Pew Research Center
We know the weak economic recovery hasn’t been much of an upturn for anyone who wants a job. But after a recession that was so tough on men it was dubbed a "mancession," it is women who are having by far the hardest time in the recovery.
From June 2009 –- when the recession was officially declared over -- to May 2011, men gained about 768,000 jobs, while women lost 218,000 jobs, according to a report issued Wednesday by the Pew Research Center.
That’s a switch from the recession of December 2007 to June 2009, a period in which men lost more than 5 million jobs, while women lost just over 2 million jobs, according to calculations based on data from the Bureau of Labor Statistics data.

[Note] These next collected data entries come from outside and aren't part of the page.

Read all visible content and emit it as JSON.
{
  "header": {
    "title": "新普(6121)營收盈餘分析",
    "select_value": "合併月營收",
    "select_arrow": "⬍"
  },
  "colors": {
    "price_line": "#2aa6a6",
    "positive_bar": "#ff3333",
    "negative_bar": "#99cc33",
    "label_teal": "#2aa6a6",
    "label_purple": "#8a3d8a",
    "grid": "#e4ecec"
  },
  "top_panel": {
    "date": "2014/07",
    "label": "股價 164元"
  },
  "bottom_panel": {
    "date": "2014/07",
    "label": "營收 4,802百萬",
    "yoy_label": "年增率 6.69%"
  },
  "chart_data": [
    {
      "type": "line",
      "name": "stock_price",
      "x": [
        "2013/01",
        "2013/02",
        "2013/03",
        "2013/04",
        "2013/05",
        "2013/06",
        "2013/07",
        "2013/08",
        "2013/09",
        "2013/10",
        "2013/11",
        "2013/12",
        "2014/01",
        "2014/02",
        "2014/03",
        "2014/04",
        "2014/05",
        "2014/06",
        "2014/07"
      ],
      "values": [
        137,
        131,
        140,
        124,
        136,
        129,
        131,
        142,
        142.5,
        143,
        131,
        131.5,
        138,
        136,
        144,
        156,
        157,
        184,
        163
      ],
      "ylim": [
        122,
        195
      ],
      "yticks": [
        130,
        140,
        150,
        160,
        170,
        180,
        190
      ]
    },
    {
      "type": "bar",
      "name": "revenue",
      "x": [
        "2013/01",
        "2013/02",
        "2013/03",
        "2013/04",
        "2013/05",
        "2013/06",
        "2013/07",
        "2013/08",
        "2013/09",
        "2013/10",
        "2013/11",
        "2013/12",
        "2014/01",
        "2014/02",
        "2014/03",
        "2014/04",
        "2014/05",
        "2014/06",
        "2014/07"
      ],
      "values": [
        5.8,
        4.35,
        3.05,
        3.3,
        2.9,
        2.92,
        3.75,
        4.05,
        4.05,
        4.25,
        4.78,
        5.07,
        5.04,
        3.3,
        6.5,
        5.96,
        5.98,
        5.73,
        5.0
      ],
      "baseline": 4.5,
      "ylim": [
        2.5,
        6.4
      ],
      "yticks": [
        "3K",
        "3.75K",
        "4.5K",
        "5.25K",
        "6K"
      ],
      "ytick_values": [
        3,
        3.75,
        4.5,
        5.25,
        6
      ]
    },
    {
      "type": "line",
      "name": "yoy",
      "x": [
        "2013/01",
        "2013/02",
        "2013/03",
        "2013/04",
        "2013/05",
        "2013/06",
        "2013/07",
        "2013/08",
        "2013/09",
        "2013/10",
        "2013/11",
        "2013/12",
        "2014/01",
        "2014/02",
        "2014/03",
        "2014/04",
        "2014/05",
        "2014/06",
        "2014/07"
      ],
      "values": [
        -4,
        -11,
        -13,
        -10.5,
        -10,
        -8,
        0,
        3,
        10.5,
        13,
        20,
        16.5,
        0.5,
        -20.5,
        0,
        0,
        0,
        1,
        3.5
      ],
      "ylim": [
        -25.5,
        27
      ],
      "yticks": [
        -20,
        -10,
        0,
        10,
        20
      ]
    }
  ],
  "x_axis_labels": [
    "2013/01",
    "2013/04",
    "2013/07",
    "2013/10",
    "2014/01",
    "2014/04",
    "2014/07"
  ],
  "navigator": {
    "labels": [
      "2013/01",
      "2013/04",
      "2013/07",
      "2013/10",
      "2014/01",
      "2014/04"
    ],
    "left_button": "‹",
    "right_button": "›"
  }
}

The lopsided trend is something we first reported on in January.
Of course, no one is seeing a jobs bonanza, and the meager gains by men aren’t nearly enough to offset the millions of jobs that were lost. The official unemployment rate of 9.1 percent has fallen only slightly from its peak of 10.1 percent in late 2009. And whle men have done better than women in the recovery, their jobless rate is still higher than the rate for women.
Pew researchers say it’s not entirely clear why men are scoring more jobs than women in the recovery. Women have lost more jobs in certain sectors, such as government jobs. Men have gained more jobs than women in two key fields: professional and business services, and education and health services.